Question

Point E is the midpoint of side BC of parallelogram ABCD (labeled counterclockwise) and AE ∩ BD =F. Find the area of ABCD if the area of △BEF is 3 cm^2.

Answer 1

Answer:

The area of ABCD is 36 cm².

Step-by-step explanation:

Given information: ABCD is a parallelogram, E is the midpoint of BC and AE ∩ BD=F.

In triangle EBF and ADF

$\angle FBE=\angle FDA$          (Alternate interior angles)

$\angle FEB=\angle FAD$          (Alternate interior angles)

$\angle BFE=\angle DFA$          (Vertically opposite angles)

Therefore triangle EBF and ADF are similar triangles by AA rule.

The sides BC and AD are opposite sides of parallelogram, therefore their lengths are equal. E is midpoint of BC.

$\frac{BC}{AD}=\frac{1}{2}$

If a point divides the side of a triangle in m:n, then the line segment between the point and the opposite vertex, divides the area of triangle is m:n.

Therefore the sides of triangle are in proportion of 1:2 and we can say that the point F divides the line EA and BD in 1:2.

In triangle ABE, the line BF divides the area of triangle is 1:2.
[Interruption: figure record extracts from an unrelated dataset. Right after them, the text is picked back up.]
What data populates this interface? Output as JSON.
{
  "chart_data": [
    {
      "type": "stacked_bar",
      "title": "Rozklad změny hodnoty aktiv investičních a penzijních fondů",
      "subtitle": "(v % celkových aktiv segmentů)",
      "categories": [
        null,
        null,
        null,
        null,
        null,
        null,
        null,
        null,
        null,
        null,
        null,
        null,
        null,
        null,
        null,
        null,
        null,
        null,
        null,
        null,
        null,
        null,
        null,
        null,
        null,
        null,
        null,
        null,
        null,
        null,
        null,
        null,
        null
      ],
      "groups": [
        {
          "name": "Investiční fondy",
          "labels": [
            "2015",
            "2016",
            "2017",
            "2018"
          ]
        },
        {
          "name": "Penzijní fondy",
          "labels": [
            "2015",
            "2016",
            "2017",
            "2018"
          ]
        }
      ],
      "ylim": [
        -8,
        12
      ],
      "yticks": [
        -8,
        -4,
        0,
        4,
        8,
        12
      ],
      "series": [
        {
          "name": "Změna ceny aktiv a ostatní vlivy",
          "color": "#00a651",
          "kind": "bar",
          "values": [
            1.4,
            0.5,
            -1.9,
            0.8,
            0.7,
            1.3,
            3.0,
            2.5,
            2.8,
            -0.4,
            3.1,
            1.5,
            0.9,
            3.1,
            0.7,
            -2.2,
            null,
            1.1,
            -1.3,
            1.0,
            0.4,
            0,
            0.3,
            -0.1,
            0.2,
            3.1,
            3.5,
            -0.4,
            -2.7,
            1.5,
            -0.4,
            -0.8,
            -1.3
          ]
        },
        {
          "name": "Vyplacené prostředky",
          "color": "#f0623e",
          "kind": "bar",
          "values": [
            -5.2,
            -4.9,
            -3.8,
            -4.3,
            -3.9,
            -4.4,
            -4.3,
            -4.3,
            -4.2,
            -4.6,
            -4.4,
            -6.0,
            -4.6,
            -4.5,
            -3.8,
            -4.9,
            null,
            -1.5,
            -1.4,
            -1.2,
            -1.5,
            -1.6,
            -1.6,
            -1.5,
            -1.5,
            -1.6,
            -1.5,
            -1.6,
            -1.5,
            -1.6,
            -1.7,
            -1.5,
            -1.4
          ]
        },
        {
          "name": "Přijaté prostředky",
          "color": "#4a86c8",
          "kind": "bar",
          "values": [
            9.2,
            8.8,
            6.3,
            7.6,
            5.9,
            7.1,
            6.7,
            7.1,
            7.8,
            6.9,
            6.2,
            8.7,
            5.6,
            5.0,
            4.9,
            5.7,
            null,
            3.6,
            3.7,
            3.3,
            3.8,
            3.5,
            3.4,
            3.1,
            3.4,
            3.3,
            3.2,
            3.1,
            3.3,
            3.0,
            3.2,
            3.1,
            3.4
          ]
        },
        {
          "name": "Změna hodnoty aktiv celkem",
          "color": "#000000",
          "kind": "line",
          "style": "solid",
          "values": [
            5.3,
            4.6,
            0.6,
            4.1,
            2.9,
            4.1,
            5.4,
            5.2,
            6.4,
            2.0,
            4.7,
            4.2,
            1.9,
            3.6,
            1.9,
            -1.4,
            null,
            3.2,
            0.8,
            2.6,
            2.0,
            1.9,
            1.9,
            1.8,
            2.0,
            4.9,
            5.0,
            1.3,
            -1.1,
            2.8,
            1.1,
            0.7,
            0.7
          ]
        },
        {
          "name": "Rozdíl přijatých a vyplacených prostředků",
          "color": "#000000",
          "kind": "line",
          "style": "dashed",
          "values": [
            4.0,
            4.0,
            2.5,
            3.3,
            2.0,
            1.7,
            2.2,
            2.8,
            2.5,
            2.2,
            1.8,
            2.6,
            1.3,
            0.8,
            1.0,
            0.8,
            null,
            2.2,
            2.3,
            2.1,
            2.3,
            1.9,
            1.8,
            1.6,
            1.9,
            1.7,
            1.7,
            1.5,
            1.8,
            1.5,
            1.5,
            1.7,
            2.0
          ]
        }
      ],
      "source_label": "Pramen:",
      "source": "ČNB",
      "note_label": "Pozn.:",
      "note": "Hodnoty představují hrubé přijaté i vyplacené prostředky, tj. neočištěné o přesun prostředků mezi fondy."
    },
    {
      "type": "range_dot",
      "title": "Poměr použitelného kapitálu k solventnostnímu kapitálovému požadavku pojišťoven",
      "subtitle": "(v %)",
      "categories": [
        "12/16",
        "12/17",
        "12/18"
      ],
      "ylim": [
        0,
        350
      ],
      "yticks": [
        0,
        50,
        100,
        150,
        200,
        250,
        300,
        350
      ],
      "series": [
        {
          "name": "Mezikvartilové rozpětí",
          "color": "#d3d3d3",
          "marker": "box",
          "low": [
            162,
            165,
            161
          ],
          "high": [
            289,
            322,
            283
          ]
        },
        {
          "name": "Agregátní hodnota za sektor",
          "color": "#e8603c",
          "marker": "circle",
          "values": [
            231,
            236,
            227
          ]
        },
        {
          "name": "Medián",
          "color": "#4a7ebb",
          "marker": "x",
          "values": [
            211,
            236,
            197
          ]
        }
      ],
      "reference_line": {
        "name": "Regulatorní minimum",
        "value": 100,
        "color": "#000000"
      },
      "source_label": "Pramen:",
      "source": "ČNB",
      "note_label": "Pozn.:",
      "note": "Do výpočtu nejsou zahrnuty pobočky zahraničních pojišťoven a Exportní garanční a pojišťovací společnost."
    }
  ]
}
$\text{ Area of }\triangle BEF:\text{ Area of }\triangle ABF=1:2$

$\text{ Area of }\triangle ABF=2\text{ Area of }\triangle BEF$

$A_{\triangle ABF}=2A_{\triangle BEF}$

$A_{\triangle ABF}=2\times 3=6$

In triangle ABD, the line FA divides the area of triangle is 1:2.

$\text{ Area of }\triangle ABF:\text{ Area of }\triangle DFA=1:2$

$\text{ Area of }\triangle DFA=2\text{ Area of }\triangle ABF$

$A_{\triangle DFA}=2A_{\triangle ABF}$

$A_{\triangle DFA}=2\times 6=12$

$A_{\triangle ABD}=A_{\triangle ABF}+A_{\triangle ADF}$

$A_{\triangle ABD}=6+12=18$

Since AD is a diagonal of the parallelogram, therefore AD divides the area of parallelogram in two equal parts.

$A_{\triangle ABCD}=2A_{\triangle ABD}$

$A_{\triangle ABCD}=2\times 18=36$

Therefore the area of ABCD is 36 cm².